Литмир - Электронная Библиотека

Дверь открыла пожилая негритянка с лицом, напоминающим грецкий орех, и забранными в пучок седыми волосами. Вилджоен обратился к ней на африкаанс. Старуха указала рукой куда-то за горизонт, что-то пробормотала и плотно закрыла дверь.

– Она говорит, что он в институте. Вы случайно не знаете, что она имеет в виду? – спросил Вилджоен у водителя.

– Знаю, сэр. Старый железнодорожный институт, сейчас его называют Турнубулл парк. Он находится на Патерсон-стрит. Это клуб отдыха железнодорожных рабочих.

Клуб оказался большим одноэтажным зданием. Перед ним находились бетонированная автостоянка и три площадки для игры в кегли.
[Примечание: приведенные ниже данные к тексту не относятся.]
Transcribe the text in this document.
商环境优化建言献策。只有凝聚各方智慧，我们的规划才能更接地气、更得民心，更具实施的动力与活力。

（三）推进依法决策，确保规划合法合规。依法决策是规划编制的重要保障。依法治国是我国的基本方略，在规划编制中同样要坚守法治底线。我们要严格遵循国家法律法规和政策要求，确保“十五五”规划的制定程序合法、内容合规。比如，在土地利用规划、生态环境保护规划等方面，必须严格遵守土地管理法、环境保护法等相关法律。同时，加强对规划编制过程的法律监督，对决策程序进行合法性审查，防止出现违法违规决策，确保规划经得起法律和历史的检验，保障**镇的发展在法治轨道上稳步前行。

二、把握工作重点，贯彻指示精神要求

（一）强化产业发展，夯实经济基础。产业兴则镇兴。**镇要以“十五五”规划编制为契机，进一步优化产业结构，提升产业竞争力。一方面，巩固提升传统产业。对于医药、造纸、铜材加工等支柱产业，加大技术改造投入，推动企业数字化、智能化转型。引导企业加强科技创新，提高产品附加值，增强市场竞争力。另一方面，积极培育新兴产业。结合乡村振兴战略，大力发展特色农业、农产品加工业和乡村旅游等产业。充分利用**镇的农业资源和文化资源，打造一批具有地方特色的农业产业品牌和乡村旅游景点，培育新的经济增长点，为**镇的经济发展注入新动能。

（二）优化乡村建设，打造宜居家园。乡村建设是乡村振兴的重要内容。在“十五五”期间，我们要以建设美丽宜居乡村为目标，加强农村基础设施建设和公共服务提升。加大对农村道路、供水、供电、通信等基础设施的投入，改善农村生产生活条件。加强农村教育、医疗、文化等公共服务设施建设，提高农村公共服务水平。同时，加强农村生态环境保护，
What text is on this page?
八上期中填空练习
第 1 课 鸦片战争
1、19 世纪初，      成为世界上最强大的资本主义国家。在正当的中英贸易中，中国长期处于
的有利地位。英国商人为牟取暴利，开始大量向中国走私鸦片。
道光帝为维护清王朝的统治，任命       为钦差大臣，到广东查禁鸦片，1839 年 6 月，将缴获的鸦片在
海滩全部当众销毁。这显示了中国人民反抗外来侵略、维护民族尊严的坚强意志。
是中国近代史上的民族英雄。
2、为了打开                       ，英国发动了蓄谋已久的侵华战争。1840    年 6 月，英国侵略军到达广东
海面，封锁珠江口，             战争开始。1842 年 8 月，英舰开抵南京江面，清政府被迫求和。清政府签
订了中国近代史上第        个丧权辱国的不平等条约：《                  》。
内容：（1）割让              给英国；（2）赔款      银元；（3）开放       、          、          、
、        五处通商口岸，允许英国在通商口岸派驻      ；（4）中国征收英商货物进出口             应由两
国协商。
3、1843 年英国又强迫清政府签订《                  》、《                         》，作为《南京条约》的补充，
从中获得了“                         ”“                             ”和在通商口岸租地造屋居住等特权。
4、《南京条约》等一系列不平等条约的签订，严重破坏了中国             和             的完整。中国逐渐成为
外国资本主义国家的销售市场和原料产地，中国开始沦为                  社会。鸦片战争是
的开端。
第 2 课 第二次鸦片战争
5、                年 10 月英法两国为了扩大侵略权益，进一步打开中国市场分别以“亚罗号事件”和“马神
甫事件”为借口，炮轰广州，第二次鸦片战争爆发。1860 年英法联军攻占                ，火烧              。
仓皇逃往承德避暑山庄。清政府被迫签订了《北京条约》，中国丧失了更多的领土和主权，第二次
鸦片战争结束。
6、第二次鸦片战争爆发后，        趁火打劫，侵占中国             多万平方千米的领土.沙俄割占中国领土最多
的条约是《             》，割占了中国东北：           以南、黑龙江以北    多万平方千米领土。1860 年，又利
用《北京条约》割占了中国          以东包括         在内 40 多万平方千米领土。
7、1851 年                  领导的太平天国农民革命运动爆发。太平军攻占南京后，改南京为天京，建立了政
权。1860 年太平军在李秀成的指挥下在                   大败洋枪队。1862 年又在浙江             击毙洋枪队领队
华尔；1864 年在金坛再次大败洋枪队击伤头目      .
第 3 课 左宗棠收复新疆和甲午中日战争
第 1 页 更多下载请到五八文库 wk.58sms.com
Войдя в дом, миновали множество бильярдных и телевизионных холлов и оказались в шумном баре.

– Папаша Фоури? – переспросил бармен, – Он на улице, смотрит игру в кегли.

Они нашли старика сидящим на солнышке возле одной из площадок и потягивающим пиво. Престон задал ему свой вопрос.
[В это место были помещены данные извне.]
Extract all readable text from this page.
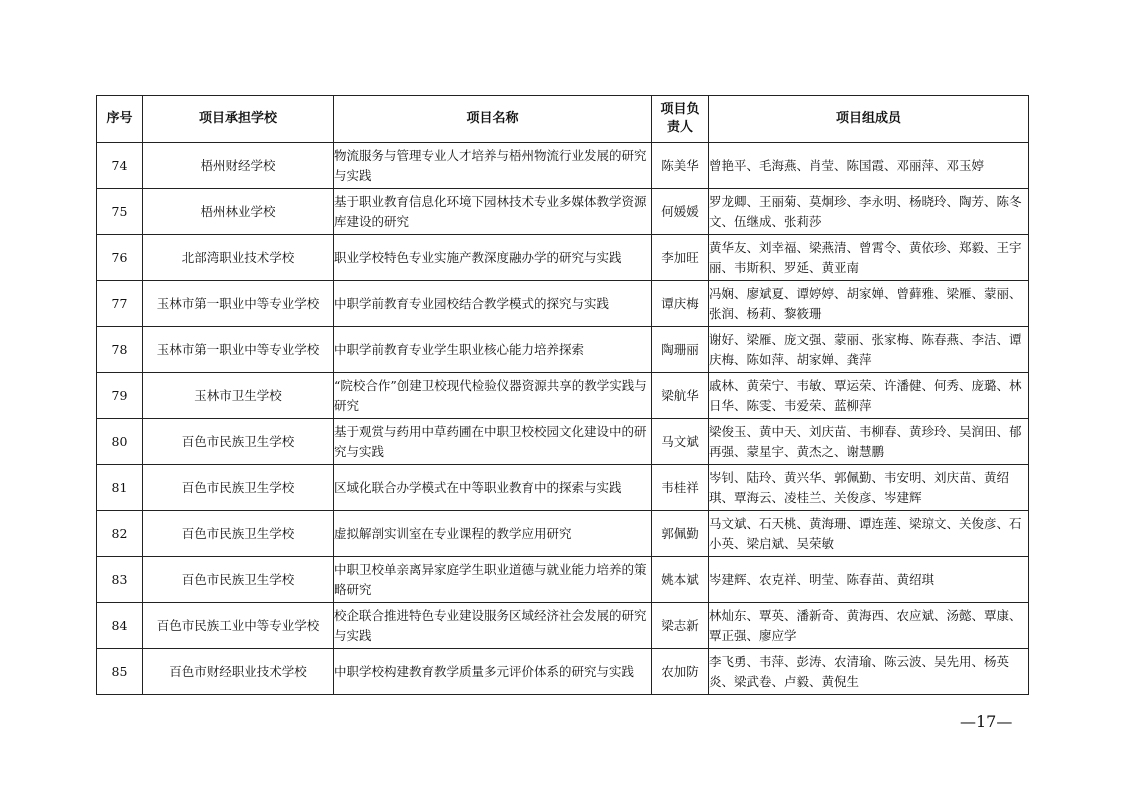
序号	项目承担学校	项目名称	项目负责人	项目组成员
74	梧州财经学校	物流服务与管理专业人才培养与梧州物流行业发展的研究与实践	陈美华	曾艳平、毛海燕、肖莹、陈国霞、邓丽萍、邓玉婷
75	梧州林业学校	基于职业教育信息化环境下园林技术专业多媒体教学资源库建设的研究	何媛媛	罗龙卿、王丽菊、莫炯珍、李永明、杨晓玲、陶芳、陈冬文、伍继成、张莉莎
76	北部湾职业技术学校	职业学校特色专业实施产教深度融办学的研究与实践	李加旺	黄华友、刘幸福、梁燕清、曾霄令、黄依珍、郑毅、王宇丽、韦斯积、罗延、黄亚南
77	玉林市第一职业中等专业学校	中职学前教育专业园校结合教学模式的探究与实践	谭庆梅	冯娴、廖斌夏、谭婷婷、胡家婵、曾藓雅、梁雁、蒙丽、张润、杨莉、黎筱珊
78	玉林市第一职业中等专业学校	中职学前教育专业学生职业核心能力培养探索	陶珊丽	谢好、梁雁、庞文强、蒙丽、张家梅、陈春燕、李洁、谭庆梅、陈如萍、胡家婵、龚萍
79	玉林市卫生学校	“院校合作”创建卫校现代检验仪器资源共享的教学实践与研究	梁航华	戚林、黄荣宁、韦敏、覃运荣、许潘健、何秀、庞璐、林日华、陈雯、韦爱荣、蓝柳萍
80	百色市民族卫生学校	基于观赏与药用中草药圃在中职卫校校园文化建设中的研究与实践	马文斌	梁俊玉、黄中天、刘庆苗、韦柳春、黄珍玲、吴润田、郁再强、蒙星宇、黄杰之、谢慧鹏
81	百色市民族卫生学校	区域化联合办学模式在中等职业教育中的探索与实践	韦桂祥	岑钊、陆玲、黄兴华、郭佩勤、韦安明、刘庆苗、黄绍琪、覃海云、凌桂兰、关俊彦、岑建辉
82	百色市民族卫生学校	虚拟解剖实训室在专业课程的教学应用研究	郭佩勤	马文斌、石天桃、黄海珊、谭连莲、梁琼文、关俊彦、石小英、梁启斌、吴荣敏
83	百色市民族卫生学校	中职卫校单亲离异家庭学生职业道德与就业能力培养的策略研究	姚本斌	岑建辉、农克祥、明莹、陈春苗、黄绍琪
84	百色市民族工业中等专业学校	校企联合推进特色专业建设服务区域经济社会发展的研究与实践	梁志新	林灿东、覃英、潘新奇、黄海西、农应斌、汤懿、覃康、覃正强、廖应学
85	百色市财经职业技术学校	中职学校构建教育教学质量多元评价体系的研究与实践	农加防	李飞勇、韦萍、彭涛、农清瑜、陈云波、吴先用、杨英炎、梁武卷、卢毅、黄倪生
—17—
Старик, прежде чем ответить, некоторое время разглядывал пришельцев. Затем кивнул и сказал:

– Да, я помню Джо Брандта. Он умер много лет назад.

– У него был сын Фредерик, Фрикки?

– Совершенно верно. Молодой человек, вы заставляете меня припоминать такие давнишние события. Он был милым мальчиком, иногда приходил к нам на станцию после школы. Джо брал его в поездки на локомотивах. Отличное развлечение для мальчика в те годы.
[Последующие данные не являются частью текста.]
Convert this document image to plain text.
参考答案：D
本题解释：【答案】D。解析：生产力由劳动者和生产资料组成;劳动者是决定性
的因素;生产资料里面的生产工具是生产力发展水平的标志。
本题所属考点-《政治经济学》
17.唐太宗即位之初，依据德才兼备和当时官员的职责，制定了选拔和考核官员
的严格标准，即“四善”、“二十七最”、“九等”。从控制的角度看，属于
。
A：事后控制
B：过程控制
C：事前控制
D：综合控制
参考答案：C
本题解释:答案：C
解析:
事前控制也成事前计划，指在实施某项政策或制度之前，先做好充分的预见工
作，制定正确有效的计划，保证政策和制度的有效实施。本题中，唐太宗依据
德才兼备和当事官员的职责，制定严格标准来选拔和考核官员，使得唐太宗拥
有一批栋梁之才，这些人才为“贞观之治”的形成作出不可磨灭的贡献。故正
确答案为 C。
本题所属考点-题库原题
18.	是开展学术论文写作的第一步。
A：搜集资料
– Это было в конце тридцатых годов? – спросил Престон.

Старик кивнул.

– Да, примерно в то время, после того, как Джо с семьей поселился здесь.

– В 1943 году Фрикки ушел на войну, – сказал Престон.

Папаша Фоури некоторое время смотрел на него слезящимися глазами, пытаясь вспомнить события пятидесятилетней давности.

– Да, так оно и было, – сказал он. – Он не вернулся домой. Джо сообщили, что он умер где-то в Германии. Это был удар для Джо. Он обожал мальчика, строил на его счет большие планы. Он так и не оправился после получения телеграммы. Умер он в 1950 году, как я считаю, от горя. Жена тоже вскоре умерла.

– Вы только что сказали «после того, как Джо с семьей поселился здесь», – напомнил Вилджоен. – Из какой части ЮАР они приехали?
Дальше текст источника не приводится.